Die Philosophie des Anarchismus ist in dem Wort „Freiheit“ enthalten, dennoch ist sie umfassend genug, um auch alles andere einzuschließen, was dem Fortschritt förderlich ist. Der Anarchismus setzt dem menschlichen Fortschritt, dem Denken und der Erforschung keinerlei Schranken; nichts wird als so wahr oder so sicher angesehen, dass zukünftige Entdeckungen es nicht als falsch erweisen könnten; daher hat er nur ein unfehlbares, unveränderliches Motto: „Freiheit“. Freiheit, jede Wahrheit zu entdecken, Freiheit, sich zu entwickeln, natürlich und vollständig zu leben. Andere Denkschulen bestehen aus kristallisierten Ideen – Prinzipien, die zwischen den Brettern von langen Plattformen gefangen und aufgespießt sind und als zu heilig angesehen werden, um durch eine genaue Untersuchung gestört zu werden. Bei allen anderen „Themen“ gibt es immer eine Grenze, eine imaginäre Grenzlinie, über die der forschende Geist nicht einzudringen wagt, damit nicht eine Lieblingsidee zu einem Mythos wird. Aber der Anarchismus ist der Platzanweiser der Wissenschaft – der Zeremonienmeister für alle Formen der Wahrheit. Er würde alle Barrieren zwischen dem menschlichen Wesen und der natürlichen Entwicklung beseitigen. Von den natürlichen Ressourcen der Erde alle künstlichen Beschränkungen, damit der Körper genährt wird, und von der universellen Wahrheit alle Schranken von Vorurteilen und Aberglauben, damit sich der Geist symmetrisch entwickelt.
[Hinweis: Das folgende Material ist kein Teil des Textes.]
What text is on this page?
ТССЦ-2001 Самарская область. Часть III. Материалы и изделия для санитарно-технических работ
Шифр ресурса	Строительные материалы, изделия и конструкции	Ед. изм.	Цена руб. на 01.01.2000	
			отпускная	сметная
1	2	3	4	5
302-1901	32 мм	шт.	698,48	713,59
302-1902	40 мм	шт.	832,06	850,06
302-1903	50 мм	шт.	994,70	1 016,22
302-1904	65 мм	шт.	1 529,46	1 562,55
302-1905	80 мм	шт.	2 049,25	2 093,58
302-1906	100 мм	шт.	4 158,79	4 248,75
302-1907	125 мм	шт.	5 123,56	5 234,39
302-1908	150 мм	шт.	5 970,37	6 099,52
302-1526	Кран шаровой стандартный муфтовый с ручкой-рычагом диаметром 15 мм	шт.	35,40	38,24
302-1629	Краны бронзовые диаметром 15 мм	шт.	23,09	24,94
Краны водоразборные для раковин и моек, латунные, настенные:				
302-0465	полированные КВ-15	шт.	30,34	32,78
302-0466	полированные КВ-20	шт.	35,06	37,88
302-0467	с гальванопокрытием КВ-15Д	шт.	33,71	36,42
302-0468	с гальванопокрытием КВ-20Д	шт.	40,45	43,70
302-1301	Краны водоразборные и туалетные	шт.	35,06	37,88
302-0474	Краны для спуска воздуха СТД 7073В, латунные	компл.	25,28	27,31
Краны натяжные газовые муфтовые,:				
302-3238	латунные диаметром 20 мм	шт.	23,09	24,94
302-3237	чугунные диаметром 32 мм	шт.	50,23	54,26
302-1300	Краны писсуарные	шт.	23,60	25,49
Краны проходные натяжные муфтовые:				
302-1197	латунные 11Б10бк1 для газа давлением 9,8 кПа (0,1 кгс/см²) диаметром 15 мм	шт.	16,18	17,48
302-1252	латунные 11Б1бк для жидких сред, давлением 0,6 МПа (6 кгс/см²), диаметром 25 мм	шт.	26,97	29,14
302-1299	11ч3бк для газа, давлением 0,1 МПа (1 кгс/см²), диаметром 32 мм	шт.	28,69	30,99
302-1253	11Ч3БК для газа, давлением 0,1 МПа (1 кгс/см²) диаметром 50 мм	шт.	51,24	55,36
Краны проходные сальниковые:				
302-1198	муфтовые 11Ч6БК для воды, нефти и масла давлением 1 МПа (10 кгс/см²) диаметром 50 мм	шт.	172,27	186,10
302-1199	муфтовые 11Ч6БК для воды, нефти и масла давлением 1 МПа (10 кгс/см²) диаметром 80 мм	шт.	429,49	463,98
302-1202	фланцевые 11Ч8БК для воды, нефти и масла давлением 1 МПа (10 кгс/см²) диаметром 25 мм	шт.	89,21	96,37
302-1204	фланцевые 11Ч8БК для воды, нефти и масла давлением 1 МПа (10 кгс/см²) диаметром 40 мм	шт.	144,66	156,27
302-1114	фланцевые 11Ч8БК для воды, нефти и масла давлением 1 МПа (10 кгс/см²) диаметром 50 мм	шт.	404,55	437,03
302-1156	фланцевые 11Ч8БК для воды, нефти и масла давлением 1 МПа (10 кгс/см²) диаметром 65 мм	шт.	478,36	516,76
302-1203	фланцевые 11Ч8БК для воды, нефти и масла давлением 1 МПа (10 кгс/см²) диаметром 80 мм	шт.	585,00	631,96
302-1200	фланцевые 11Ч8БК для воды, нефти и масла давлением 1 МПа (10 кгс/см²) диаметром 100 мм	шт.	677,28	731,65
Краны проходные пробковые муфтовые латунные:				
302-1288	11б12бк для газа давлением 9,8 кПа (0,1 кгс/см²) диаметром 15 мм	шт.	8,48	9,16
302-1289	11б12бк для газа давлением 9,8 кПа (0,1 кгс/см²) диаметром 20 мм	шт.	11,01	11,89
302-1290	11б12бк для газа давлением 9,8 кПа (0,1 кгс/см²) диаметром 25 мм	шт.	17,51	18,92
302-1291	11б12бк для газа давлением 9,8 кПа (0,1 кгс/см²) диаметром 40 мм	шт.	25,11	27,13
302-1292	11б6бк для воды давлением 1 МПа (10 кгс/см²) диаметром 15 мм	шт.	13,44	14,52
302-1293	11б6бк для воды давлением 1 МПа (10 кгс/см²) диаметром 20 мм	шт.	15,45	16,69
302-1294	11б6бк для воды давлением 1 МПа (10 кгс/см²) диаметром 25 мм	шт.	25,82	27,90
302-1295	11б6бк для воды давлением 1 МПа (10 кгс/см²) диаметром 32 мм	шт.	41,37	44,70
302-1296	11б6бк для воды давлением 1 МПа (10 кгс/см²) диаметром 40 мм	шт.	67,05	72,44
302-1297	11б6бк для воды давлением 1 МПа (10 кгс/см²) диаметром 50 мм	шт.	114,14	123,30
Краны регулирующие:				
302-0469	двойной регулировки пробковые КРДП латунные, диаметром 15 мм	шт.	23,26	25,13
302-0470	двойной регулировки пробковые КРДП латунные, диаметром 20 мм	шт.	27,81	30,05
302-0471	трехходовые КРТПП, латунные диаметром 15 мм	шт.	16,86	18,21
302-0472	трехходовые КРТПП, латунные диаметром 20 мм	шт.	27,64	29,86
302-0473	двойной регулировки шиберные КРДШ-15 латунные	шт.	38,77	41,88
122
Anarchist*innen wissen, dass jeder großen, grundlegenden Veränderung in der Gesellschaft eine lange Periode der Bildung vorausgehen muss, daher glauben sie nicht an Wahlbetteln oder politische Kampagnen, sondern an die Entwicklung selbstdenkender Individuen.

Wir wenden uns von der Regierung ab, weil wir wissen, dass (legalisierte) Gewalt in die persönliche Freiheit des Menschen eindringt, sich der natürlichen Elemente bemächtigt und zwischen den Menschen und den natürlichen Gesetzen eingreift; aus dieser Ausübung von Gewalt durch die Regierungen fließt fast all das Elend, die Armut, das Verbrechen und die Verwirrung, die in der Gesellschaft existieren.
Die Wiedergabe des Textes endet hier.